Observation in a random sample falling outside of the distribution?

Question

I am wondering if an observation in a random sample is allowed to fall outside of the distribution.

What prompted this question is the example linked in this answer. The example is on page 13 in the pdf referenced in that answer. I will summarize my question/the example here, but see the reference if I have not explained well.

Say we have the uniform distribution on $[0,\theta],\ U[0,\theta]$ on the interval $[0,\theta]$. In the example, the likelihood function is written $$ \prod_{i=1}^n f(X_i \vert \theta) = \frac{1}{\theta^n}I(X_1,\dots,X_n \in [0,\theta]) = \frac{1}{\theta^n}I(\max (X_1,\dots,X_n) \leq \theta) $$

Where $I$ is the indicator function. The example notes that they write the likelihood function using an indicator function because:

"What the indicator above means is that the likelihood will be equal to $0$ if at least one of the factors is $0$ and this will happen if at least one observation $X_i$ will fall outside of the ’allowed’ interval $[0, \theta]$."

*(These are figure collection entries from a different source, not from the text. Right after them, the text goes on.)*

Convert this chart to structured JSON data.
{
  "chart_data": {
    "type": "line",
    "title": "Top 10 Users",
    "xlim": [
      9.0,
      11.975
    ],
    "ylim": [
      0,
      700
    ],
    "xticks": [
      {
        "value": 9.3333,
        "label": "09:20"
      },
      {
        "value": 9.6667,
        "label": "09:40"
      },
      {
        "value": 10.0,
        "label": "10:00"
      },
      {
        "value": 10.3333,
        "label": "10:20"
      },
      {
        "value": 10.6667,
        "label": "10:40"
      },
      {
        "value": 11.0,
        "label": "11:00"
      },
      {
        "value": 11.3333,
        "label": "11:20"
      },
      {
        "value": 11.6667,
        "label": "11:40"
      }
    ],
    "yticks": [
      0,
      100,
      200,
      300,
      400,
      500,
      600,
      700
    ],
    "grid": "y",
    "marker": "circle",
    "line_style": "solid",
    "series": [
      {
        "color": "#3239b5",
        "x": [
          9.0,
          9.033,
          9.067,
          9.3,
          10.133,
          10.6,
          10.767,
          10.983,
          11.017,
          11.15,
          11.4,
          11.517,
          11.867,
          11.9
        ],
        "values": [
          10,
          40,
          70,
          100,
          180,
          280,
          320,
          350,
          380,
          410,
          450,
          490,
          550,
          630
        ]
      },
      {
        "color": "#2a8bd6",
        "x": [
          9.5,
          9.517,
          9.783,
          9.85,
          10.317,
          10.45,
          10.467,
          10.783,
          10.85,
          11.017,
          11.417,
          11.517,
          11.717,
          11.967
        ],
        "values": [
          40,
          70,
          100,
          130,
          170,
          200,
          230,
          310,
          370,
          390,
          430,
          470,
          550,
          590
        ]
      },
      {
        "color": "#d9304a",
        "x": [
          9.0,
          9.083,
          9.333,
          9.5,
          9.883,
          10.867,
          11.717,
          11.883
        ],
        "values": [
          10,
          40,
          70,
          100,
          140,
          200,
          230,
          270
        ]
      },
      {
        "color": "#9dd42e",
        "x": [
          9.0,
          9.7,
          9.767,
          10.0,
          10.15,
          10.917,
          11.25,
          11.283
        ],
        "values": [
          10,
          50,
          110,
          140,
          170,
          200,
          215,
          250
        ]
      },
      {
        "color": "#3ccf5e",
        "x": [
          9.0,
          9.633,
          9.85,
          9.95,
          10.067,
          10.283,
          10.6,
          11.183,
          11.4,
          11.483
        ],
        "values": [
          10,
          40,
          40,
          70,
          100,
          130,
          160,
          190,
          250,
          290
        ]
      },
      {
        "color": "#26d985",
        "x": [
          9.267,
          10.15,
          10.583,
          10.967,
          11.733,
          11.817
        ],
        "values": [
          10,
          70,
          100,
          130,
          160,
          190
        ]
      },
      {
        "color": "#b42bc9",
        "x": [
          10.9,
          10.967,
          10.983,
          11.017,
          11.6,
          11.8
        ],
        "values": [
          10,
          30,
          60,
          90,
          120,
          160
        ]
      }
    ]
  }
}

I don't see how an observation can fall outside the allowed interval.

I realize that the uniform distribution is technically defined everywhere, but has probability zero outside the given interval. Since all points outside the interval have probability zero, I don't see how a draw can be from outside the interval.

For easier access, I am linking the pdf with the example here as well, see the bottom of page 13

Answer 1

I think that sentence is to define the indicator function (it's a function by itself), which is independent to the distribution.

Without any knowledge about the distribution, the indicator function is still valid i.e. it returns value $0$ or $1$ base on the value of $X_i$ for a defined interval.

Now that you know about the uniform distribution, such that $X_i$ has $0$ probability to be outside the interval, we can use the indicator function as a way to rewrite the likelihood function and introduce $Max(X_1,...,X_n)$ which is useful for the next part.

The fact that the we use the indicator function does not interfere with the hypothesis that the distribution is uniform, in which case we know for sure that all values of $X_i$ will be inside the interval. But keep in mind that we are doing statistics, in the real world, the distribution is not "given". Your question is more philosophical than technical. It is like saying, there is a probability for A to happen, that probability is equal to $0$. The sentence is technically not self-contradicting, even then in common language people will find it a little bit confusing.

Answer 2

So I guess I was thinking about the problem in the wrong way, and thus asked a question that perhaps doesn't make much sense. To answer what I asked, an observation cannot fall outside the allowed interval, as stated in a comment above.

My misconception (which I post in case anybody else has the same misconception), is that I was thinking of a uniform distribution, $U\sim [0,\theta]$ from which we are taking draws $x_1,x_2,\dots ,x_n$, in which case all of the $x_i$'s would need to be in $[0,\theta]$. I was then thinking that the likelihood was talking about the likelihood of taking draws of a $U\sim [0,\theta]$ distribution, but the likelihood is really talking about taking draws from a $U\sim [0,\theta']$ distribution, $\theta'$ and estimate of $\theta$.

To be long winded, what is happening in the problem is kind of like this: The distribution is $U\sim[0,\Theta]$ (perhaps even say $U\sim [\Theta_1,\Theta_2]$ if you want more generality). Therefore, all the $x_i$'s are in $[0,\Theta]$. We do not know $\Theta$, though. What the likelihood function is doing is saying "what is the likelihood" that $\theta = \Theta$. Well, since $x_i \ in [0,\Theta]$, if there exists and $x_j,\ j\leq n$ such that $x_j \not\in [0,\theta_1]$ then the likelihood that $\theta_1 = \Theta $ is $0$ because $x_j \in [0,\Theta]$. That is, the observations cannot fall outside of the actual distribution, so if they are falling outside of an estimate of the distribution, that estimate must have a likelihood of $0$.

In short: when the problem mentions an observation $x_i$ falling outside of the "allowed interval", it is not talking about the actual distribution (the actual interval), but the estimated distribution/interval $[0,\theta]$.

A little add on: The indicator function here allows us to represent/deal with the fact that which outcomes are possible depends on the parameter we are estimating (whereas, say for the normal distribution if we estimate the variance or mean, different means or variances do not make observing something like $10000$ impossible -- they simply make it more or less likely).